In this boomtown of north India famous for its hosiery and cycles, the rich and famous discuss in hushed tones the losses on derivative trades that many companies in town are sitting on.
A senior executive with a Ludhiana-based company said almost every large company or exporter has dabbled in them. These products were sold by banks much the same way as agents sell life insurance policies.
Experts (forex consultants and CFOs) estimate the notional losses on derivative products in Ludhiana to be Rs 200 crore to Rs 300 crore (Rs 3 billion), with a prominent textile player leading the table. But no company is willing to talk about their exposure or losses.
A few companies, such as Vardhman Textiles, part of the S P Oswal Group, said they had no exposure.
''We have not done a single deal in a decade or so. I have done options to cover my imports. But to convert rupee loans, we have not done any deals,'' said Neeraj Jain, CFO of Vardhman Textiles. He says the company had signed some deals in 1995-96, on which it lost Rs 6-7 crore (Rs 60-70 million), and paid the day the contract matured.
But Vardhman seems to be in a minority.
Companies are obviously circumspect about giving out figures on how much mark-to-market losses they are carrying. But losses are pretty high, spread across 20 to 25 big and small companies, said a forex expert, who tracks the companies in Ludhiana.
Two textile companies have gone for litigation. Nahar Industrial Enterprises, part of the Rs 1941-crore (Rs 19.41 billion) Jawaharlal Oswal Group (Nahar) has moved court against Axis Bank while Garg Acrylics Ltd, part of the Rs 600-crore (Rs 6-billion) Garg Group with interests in steel and textiles, has moved court against ICICI Bank.
Both these companies allege mis-selling by banks. ''To cut interest costs, the banks initially suggested certain cost-reduction structures, like currency swaps, on which we will get some interest cost benefit but won't have any downside risk,'' said Sanjiv Garg, MD, Garg Furnace and a director of Garg Acrylics.
They started with currency swaps, but then went for one-touch options, two-touch options, and offered premiums of $40,000-50,000 per deal.
In guise of this, what they have done is exposed the companies, as an option writer, to unlimited risks, which is not permitted. "We never thought we are going for speculative deals, but thought these were cost-reduction exercises,'' added Garg.
Garg has company. Almost every other CFO said there are lots of small companies involved that one may not have ever heard of.
Kamal Oswal, MD, Nahar Industrial Enterprises, said "The banks suggested it as a cost-reduction exercise. But it may end up as a capital-reduction exercise."
Most companies are cagey about disclosing their exposure or losses, and understandably so. But losses, in some of the cases, are so heavy that they could wipe out the entire capital of a company.

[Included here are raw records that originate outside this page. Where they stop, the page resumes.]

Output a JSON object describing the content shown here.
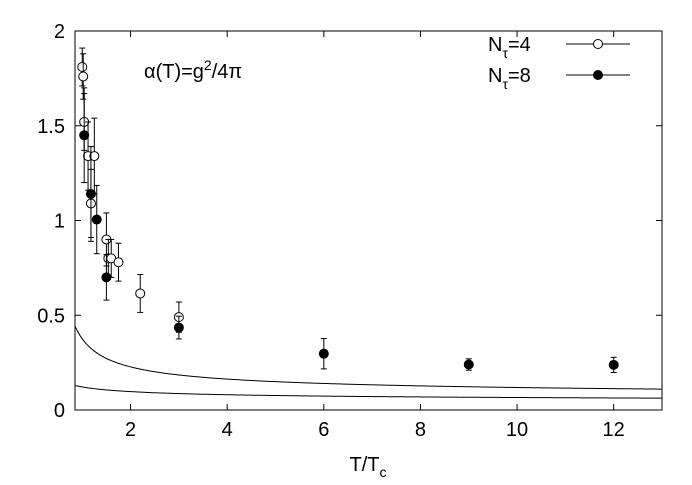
{
  "chart_data": {
    "type": "scatter",
    "annotation": "α(T)=g²/4π",
    "annotation_parts": {
      "pre": "α(T)=g",
      "sup": "2",
      "post": "/4π"
    },
    "xlabel": "T/T",
    "xlabel_sub": "c",
    "ylabel": "",
    "xlim": [
      0.85,
      13
    ],
    "ylim": [
      0,
      2
    ],
    "x_ticks": [
      2,
      4,
      6,
      8,
      10,
      12
    ],
    "y_ticks": [
      0,
      0.5,
      1,
      1.5,
      2
    ],
    "x_tick_labels": [
      "2",
      "4",
      "6",
      "8",
      "10",
      "12"
    ],
    "y_tick_labels": [
      "0",
      "0.5",
      "1",
      "1.5",
      "2"
    ],
    "grid": false,
    "legend_position": "top-right",
    "series": [
      {
        "name": "Nτ=4",
        "name_parts": {
          "main": "N",
          "sub": "τ",
          "post": "=4"
        },
        "marker": "open-circle",
        "points": [
          {
            "x": 1.0,
            "y": 1.81,
            "err": 0.1
          },
          {
            "x": 1.02,
            "y": 1.76,
            "err": 0.12
          },
          {
            "x": 1.04,
            "y": 1.52,
            "err": 0.15
          },
          {
            "x": 1.12,
            "y": 1.34,
            "err": 0.18
          },
          {
            "x": 1.25,
            "y": 1.34,
            "err": 0.2
          },
          {
            "x": 1.18,
            "y": 1.09,
            "err": 0.18
          },
          {
            "x": 1.5,
            "y": 0.9,
            "err": 0.14
          },
          {
            "x": 1.54,
            "y": 0.8,
            "err": 0.1
          },
          {
            "x": 1.6,
            "y": 0.8,
            "err": 0.1
          },
          {
            "x": 1.75,
            "y": 0.78,
            "err": 0.1
          },
          {
            "x": 2.2,
            "y": 0.615,
            "err": 0.1
          },
          {
            "x": 3.0,
            "y": 0.49,
            "err": 0.08
          }
        ]
      },
      {
        "name": "Nτ=8",
        "name_parts": {
          "main": "N",
          "sub": "τ",
          "post": "=8"
        },
        "marker": "filled-circle",
        "points": [
          {
            "x": 1.04,
            "y": 1.45,
            "err": 0.25
          },
          {
            "x": 1.18,
            "y": 1.14,
            "err": 0.25
          },
          {
            "x": 1.3,
            "y": 1.005,
            "err": 0.18
          },
          {
            "x": 1.5,
            "y": 0.7,
            "err": 0.12
          },
          {
            "x": 3.0,
            "y": 0.435,
            "err": 0.06
          },
          {
            "x": 6.0,
            "y": 0.297,
            "err": 0.08
          },
          {
            "x": 9.0,
            "y": 0.24,
            "err": 0.03
          },
          {
            "x": 12.0,
            "y": 0.238,
            "err": 0.04
          }
        ]
      }
    ],
    "curves": [
      {
        "form": "a/ln(b*x)",
        "a": 0.4,
        "b": 2.9
      },
      {
        "form": "a/ln(b*x)",
        "a": 0.33,
        "b": 15.0
      }
    ]
  }
}
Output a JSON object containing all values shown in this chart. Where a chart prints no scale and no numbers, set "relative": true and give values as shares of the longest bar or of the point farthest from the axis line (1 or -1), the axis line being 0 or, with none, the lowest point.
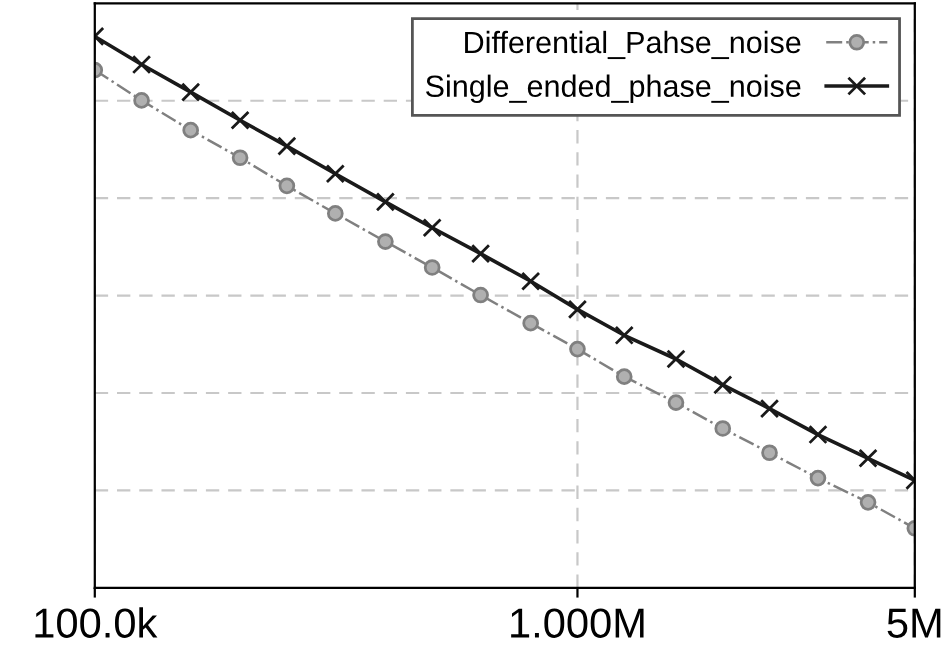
{
  "chart_data": {
    "type": "line",
    "relative": true,
    "log": "x",
    "xlim": [
      100000,
      5000000
    ],
    "xticks": [
      {
        "value": 100000,
        "label": "100.0k"
      },
      {
        "value": 1000000,
        "label": "1.000M"
      },
      {
        "value": 5000000,
        "label": "5M"
      }
    ],
    "x": [
      100000,
      125000,
      158000,
      200000,
      250000,
      315000,
      400000,
      500000,
      630000,
      800000,
      1000000,
      1250000,
      1600000,
      2000000,
      2500000,
      3150000,
      4000000,
      5000000
    ],
    "series": [
      {
        "name": "Differential_Pahse_noise",
        "color": "#808080",
        "marker": "circle",
        "line_style": "dashdot",
        "values": [
          0.939,
          0.884,
          0.83,
          0.78,
          0.729,
          0.679,
          0.628,
          0.581,
          0.531,
          0.48,
          0.433,
          0.383,
          0.336,
          0.289,
          0.245,
          0.199,
          0.155,
          0.108
        ]
      },
      {
        "name": "Single_ended_phase_noise",
        "color": "#1a1a1a",
        "marker": "cross",
        "line_style": "solid",
        "values": [
          1.0,
          0.949,
          0.899,
          0.848,
          0.801,
          0.751,
          0.7,
          0.653,
          0.606,
          0.556,
          0.505,
          0.458,
          0.415,
          0.368,
          0.325,
          0.278,
          0.235,
          0.195
        ]
      }
    ],
    "grid": true,
    "legend": "top right"
  }
}
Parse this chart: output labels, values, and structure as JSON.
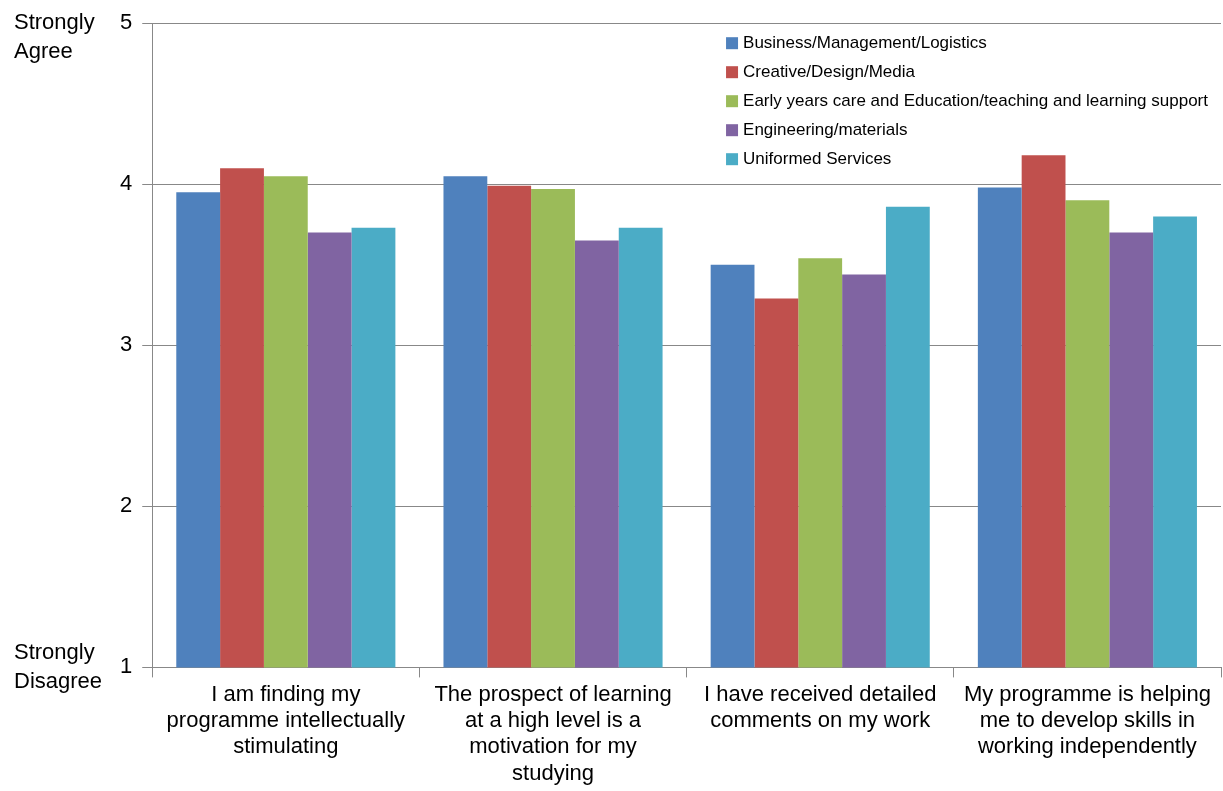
{
  "chart_data": {
    "type": "bar",
    "categories": [
      "I am finding my programme intellectually stimulating",
      "The prospect of learning at a high level is a motivation for my studying",
      "I have received detailed comments on my work",
      "My programme is helping me to develop skills in working independently"
    ],
    "series": [
      {
        "name": "Business/Management/Logistics",
        "color": "#4f81bd",
        "values": [
          3.95,
          4.05,
          3.5,
          3.98
        ]
      },
      {
        "name": "Creative/Design/Media",
        "color": "#c0504d",
        "values": [
          4.1,
          3.99,
          3.29,
          4.18
        ]
      },
      {
        "name": "Early years care and Education/teaching and learning support",
        "color": "#9bbb59",
        "values": [
          4.05,
          3.97,
          3.54,
          3.9
        ]
      },
      {
        "name": "Engineering/materials",
        "color": "#8064a2",
        "values": [
          3.7,
          3.65,
          3.44,
          3.7
        ]
      },
      {
        "name": "Uniformed Services",
        "color": "#4bacc6",
        "values": [
          3.73,
          3.73,
          3.86,
          3.8
        ]
      }
    ],
    "ylim": [
      1,
      5
    ],
    "yticks": [
      1,
      2,
      3,
      4,
      5
    ],
    "grid": "y",
    "legend": "top right",
    "annotations": [
      "Strongly Agree",
      "Strongly Disagree"
    ]
  }
}
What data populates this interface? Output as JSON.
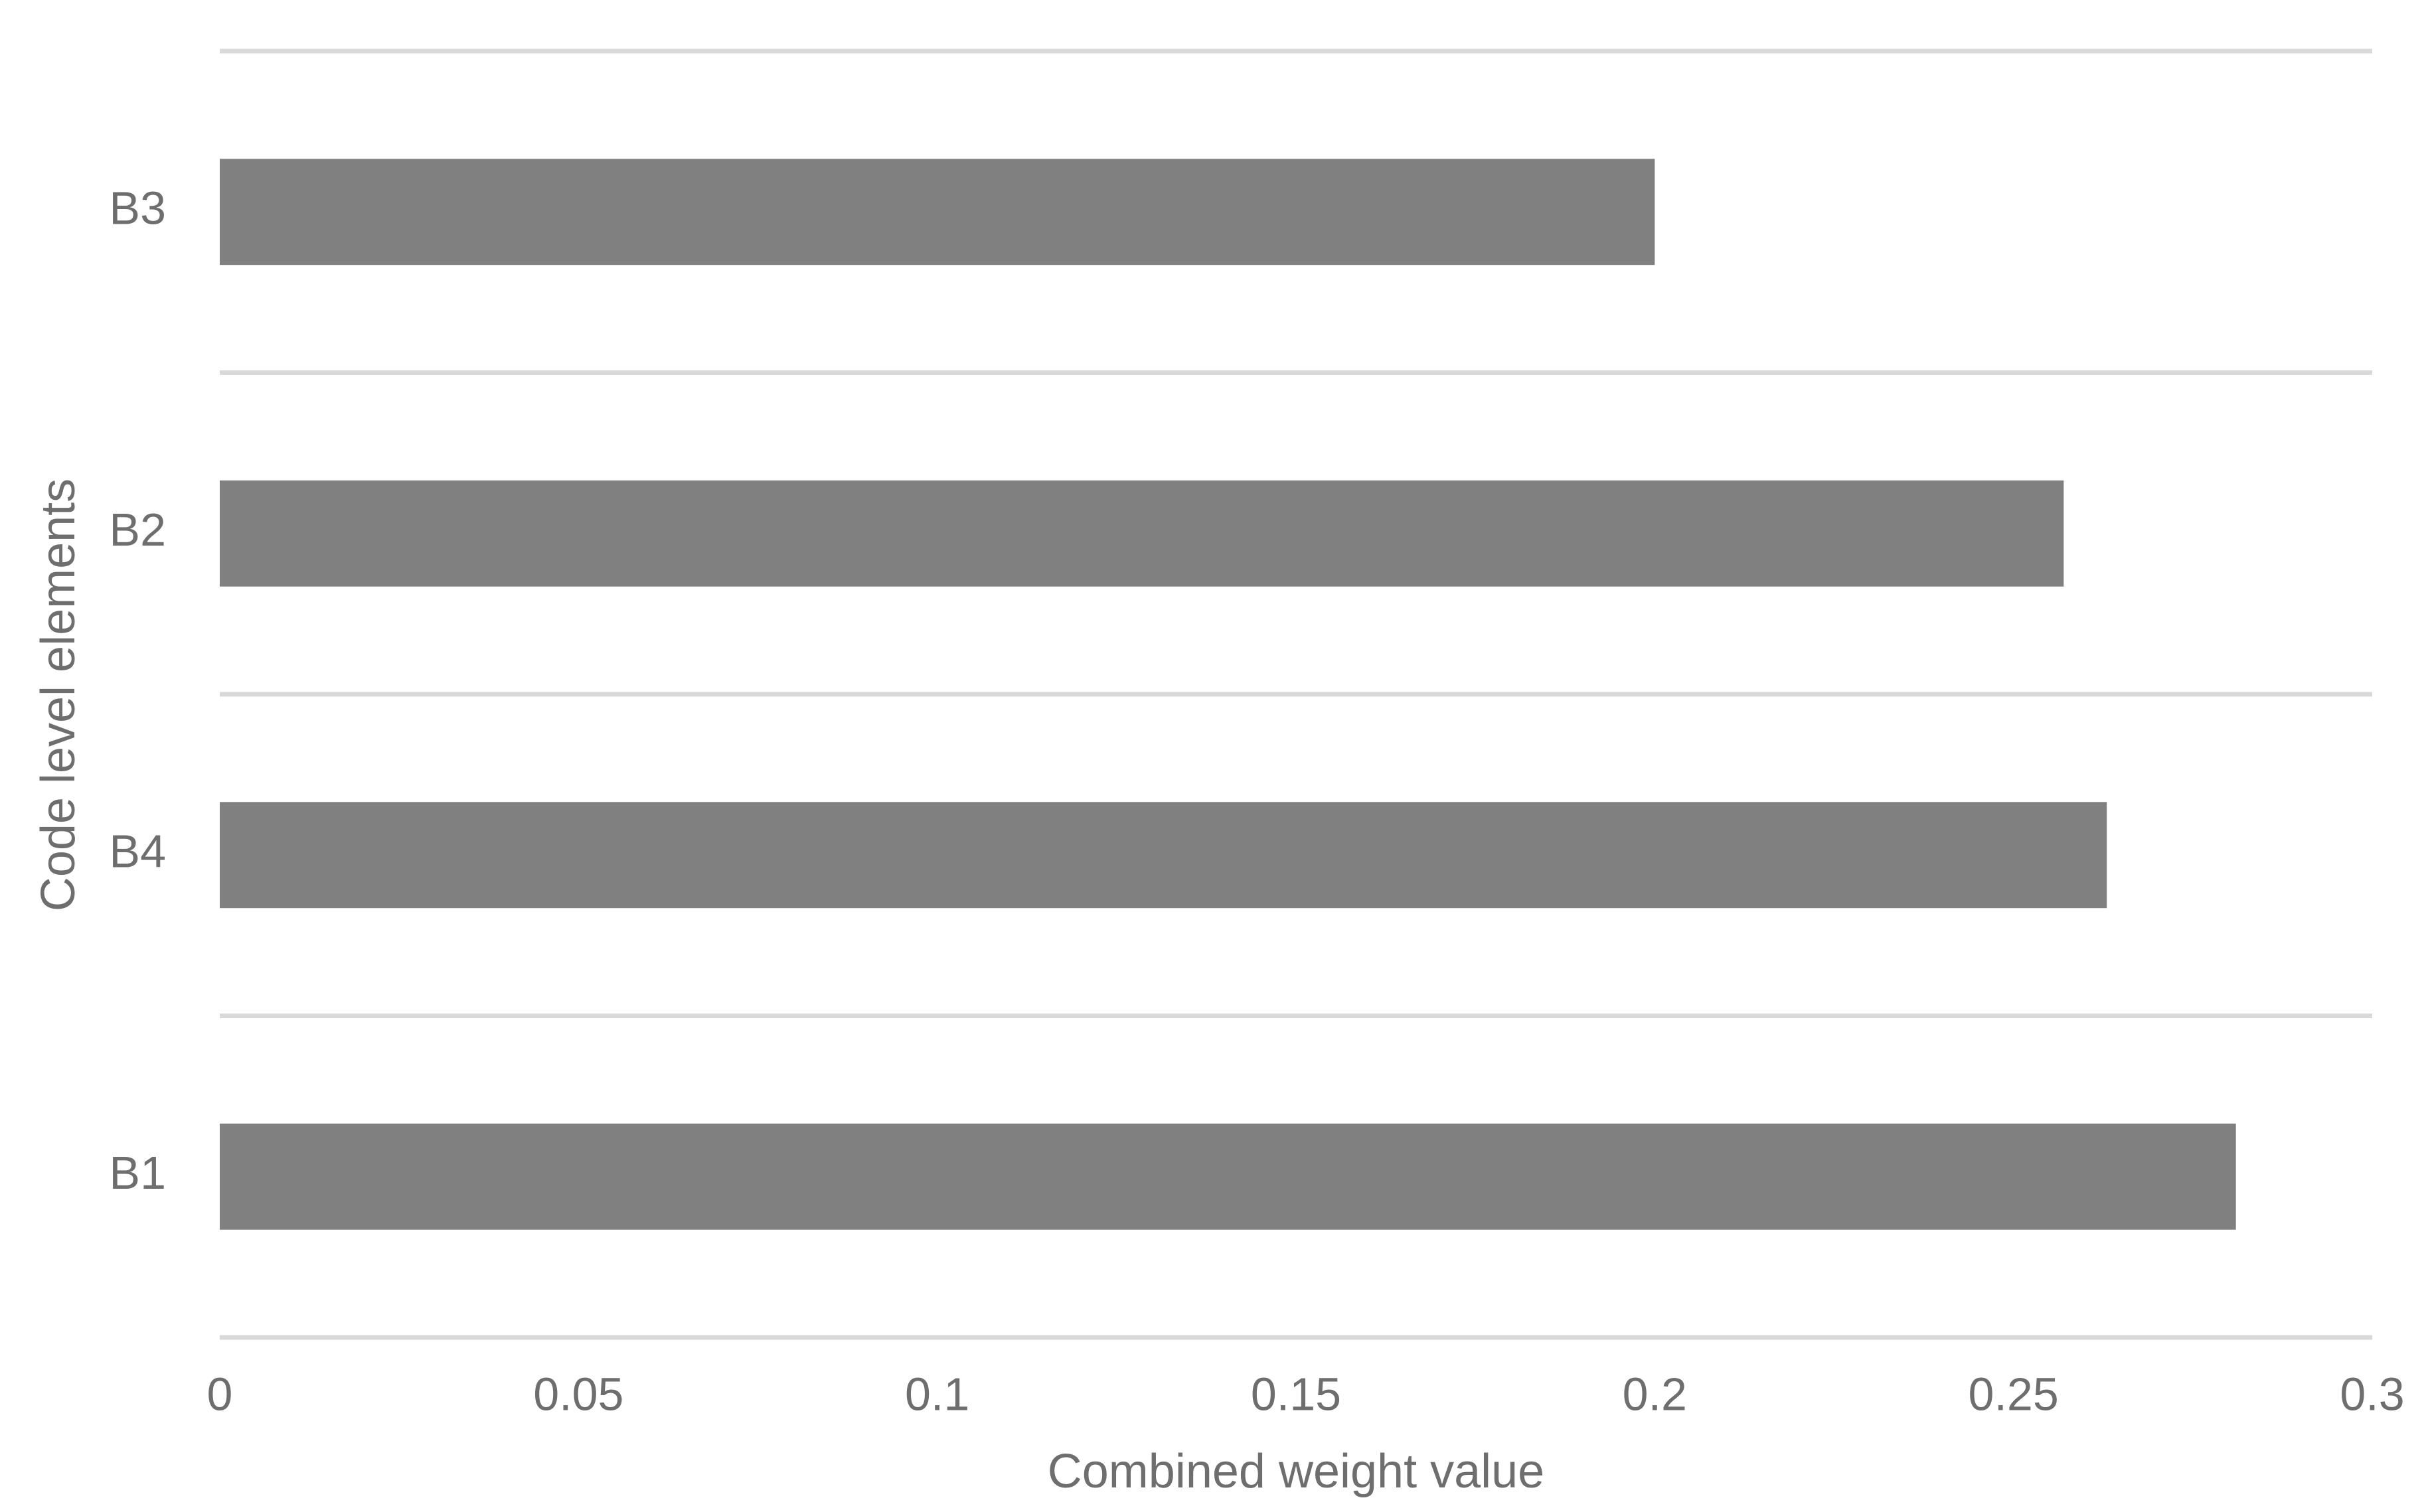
{
  "chart_data": {
    "type": "bar",
    "orientation": "horizontal",
    "categories": [
      "B1",
      "B4",
      "B2",
      "B3"
    ],
    "values": [
      0.281,
      0.263,
      0.257,
      0.2
    ],
    "color": "#808080",
    "xlim": [
      0,
      0.3
    ],
    "xticks": [
      0,
      0.05,
      0.1,
      0.15,
      0.2,
      0.25,
      0.3
    ],
    "xlabel": "Combined weight value",
    "ylabel": "Code level elements",
    "grid": true
  }
}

Another reason why firms are reluctant to discuss specifics of the cases is that they don't want to reveal all their cards (arguments) in their legal battle. ''We cannot expose all our arguments; they are the grounds on which our plaint is based,'' said the CFO of a company which has filed a case.
The Reserve Bank of India has mandated that banks doing derivative deals with companies need to ensure that there's an underlying, the company has a risk-management system and the risk appetite, and also the products are appropriate for the company. What they are trying to say in their complaint is that the contracts were speculative, other than
envisaged in the RBI guidelines, an expert said.
Sources said ICICI Bank and State Bank of India, who were aggressive in selling these products, could be in trouble with their deals in Ludhiana.
''Their senior forex managers were camping in town, begging companies to cover their losses through fixed deposits,'' said a corporate observer in Ludhiana. Punjab National Bank and Axis Bank are two others which have exposure here.
Banks are saying that if you are sitting on a mark-to-market loss of Rs 6 crore (Rs 60 million), at least open a fixed deposit for Rs 60-70 lakhs (Rs 6 to 7 million) or 10 per cent of the loss.
Strangely, the banks never asked for any cover (guarantees) while signing the contracts.
It's not that everyone is going for litigation. ''It's the same set of banks that have to lend you money. Lots of people are paying up,'' said a CFO with a leading corporate in Ludhiana on condition of anonymity.
Companies, who have taken a hit beyond their capacity, are going for litigation and are harping on RBI guidelines. ''They have put responsibility on the authorised banks to check whether
these products are suitable and appropriate, and the company has adequate risk appetite for such products,'' said a CEO.